Optimization means different things to different people. In some situations, you might simply want your code to run as fast as possible. However, if you're writing code for an embedded system, you might prefer to optimize for code density to reduce your application's memory footprint.
Often these optimization constraints work against each other. For example, loop-unrolling is an optimization technique that can improve performance but this optimization comes at the expense of increased code size. The first step in optimization is deciding what you want to optimize.
Performance analysis tools
A common phrase in software optimization is "you can only optimize what you can measure".
This means that to improve the performance of your code, you must be able to accurately measure performance so that you can analyze where bottlenecks are occurring, make optimizations, and measure the improvements.
The right tool for this depends on the Arm platform you are working with.
RTOS and Android
Arm Streamline is the tool of choice for optimizing applications and systems for these platforms. Streamline is part of the Arm Development Studio and Arm Mobile Studio products.

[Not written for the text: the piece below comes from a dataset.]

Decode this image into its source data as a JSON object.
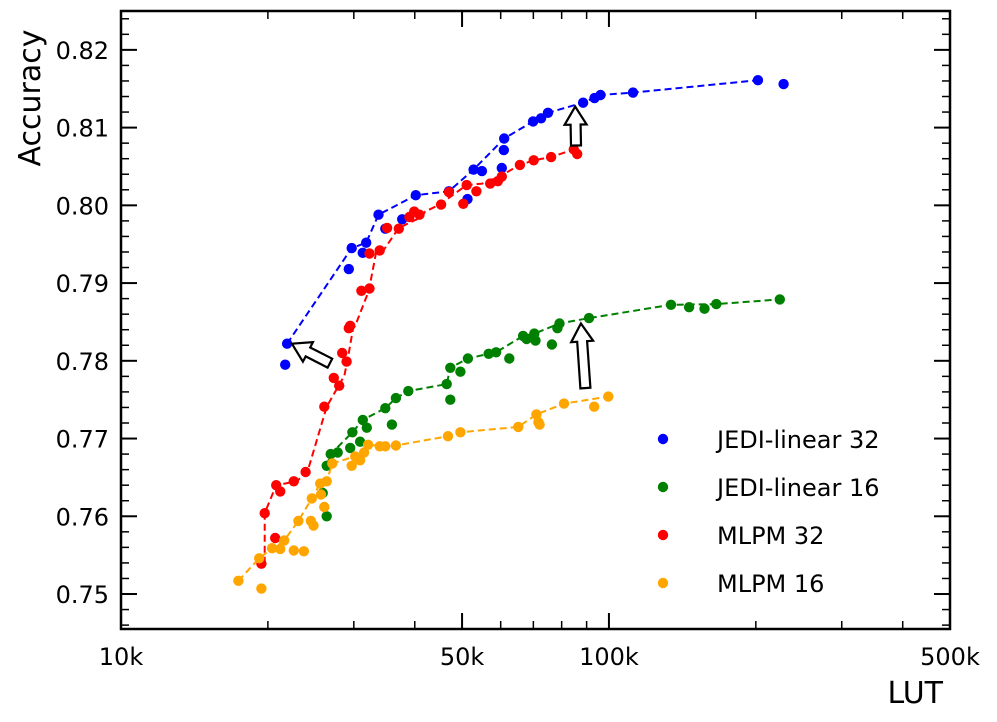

- Using Streamline to Optimize Applications for Mali GPUs shows you how to use the Arm Streamline performance analyzer to optimize the graphics in Android applications running on Mali-400 and Mali T-600 GPUs.
- Streamline with the Raspberry Pi 3 is a practical tutorial that shows how to use the Arm DS-5 Streamline performance analyzer to analyze code performance running on the Raspberry Pi.
- Using Streamline with Fast Models and Fixed Virtual Platforms shows how you can analyze performance even when you don't have a hardware target by using the Arm Fast Models and Fixed Virtual Platforms.
- Analyzing the performance of RTOS-based systems using Streamline shows how to analyze the performance of RTOS systems, using Keil RTX version 5 RTOS on an Arm Cortex-M33 processor.
- Streamline performance analysis using local capture mode shows how you can analyze performance when it’s not possible to send live data back to the host over a network or USB connection.
For Linux systems, there is a rich ecosystem of tooling from Arm and the open source community.
- For 64-bit Linux, Arm Forge MAP enables profiling of multi-threaded and multi-process C, C++, Fortran and Python applications. Available as a standalone tool or as part of Arm Allinea Studio, Forge supports all major Linux distributions. The tool has advanced support for both CPU, application I/O, and MPI communication (for HPC applications). It can be used to identify end-to-end application performance problems such CPU bottlenecks, thread synchronization, and I/O problems.
- Read about using Arm Forge to profile and optimize large scale high-performance computing (HPC) applications.
- Find out more about Python profiling in our blog Profiling Python and compiled code with Arm Forge – and a performance surprise.
- More information about Arm Forge MAP and the Arm Allinea Studio suite.
- Arm Streamline is a system profiler that can discover your software hot spots, via program counter sampling, as well as performance counter and process statistics. It can display per-core and per-process hardware event counters from Arm CPUs and Mali GPUs. Streamline for Linux is available as part of Arm Development Studio.
- Perftools, the widely used command line Linux tools for hardware counters and other performance measurement, are available for Arm systems.
Coding best practices
How you write your source code can affect the efficiency of the executable code produced by the compiler. For example, loop counters that decrement to zero are generally more efficient than loop counters that increment to an arbitrary value, because the compiler can use a single instruction (
SUBS) to decrement and compare to zero. Writing code that is more efficient delivers not only higher levels of performance, but can also be crucial in conserving battery life. If you can get a job done faster, in fewer cycles, you can turn off the power
for longer periods.
- Coding considerations describes programming practices and techniques to increase the portability, efficiency and robustness of your C and C++ source code.
- Writing optimized code shows how you can use various options, pragmas, attributes, and coding techniques to make best use of the optimization capabilities of Arm Compiler.
- Using inline assembly to improve code efficiency is a tutorial that shows how you can write optimized assembly language routines to improve performance.
- The Cortex-A Programmer's Guide contains an whole chapter (Chapter 17) which discusses how to optimize code to run on Arm processors.
The compiler provides many different options for optimizing the code it produces. For example:
- Vectorization enables the use of the NEON Single Instruction Multiple Data (SIMD) instructions that allow parallel processing of data.
- Link Time Optimization (LTO) increases the number of optimization opportunities by analyzing source code from different modules together.
- Function inlining can improve performance by reducing the overhead of repeated function calls.
These optimization techniques can be individually controlled using options supplied to the compiler and linker.
- Selecting optimization options shows how to select different optimization levels with Arm Compiler: optimizing for maximum performance, for example, or best code size.
- The armclang Reference Guide and armlink User Guide provide detailed descriptions of all available optimization options.
- Optimization Techniques in the Arm Compiler User Guide describes how to use armclang to optimize for either code size or performance, and the impact of the optimization level when debugging.
- Linker Optimization Features in the armlink User Guide describes the optimization features available in the Arm linker, armlink.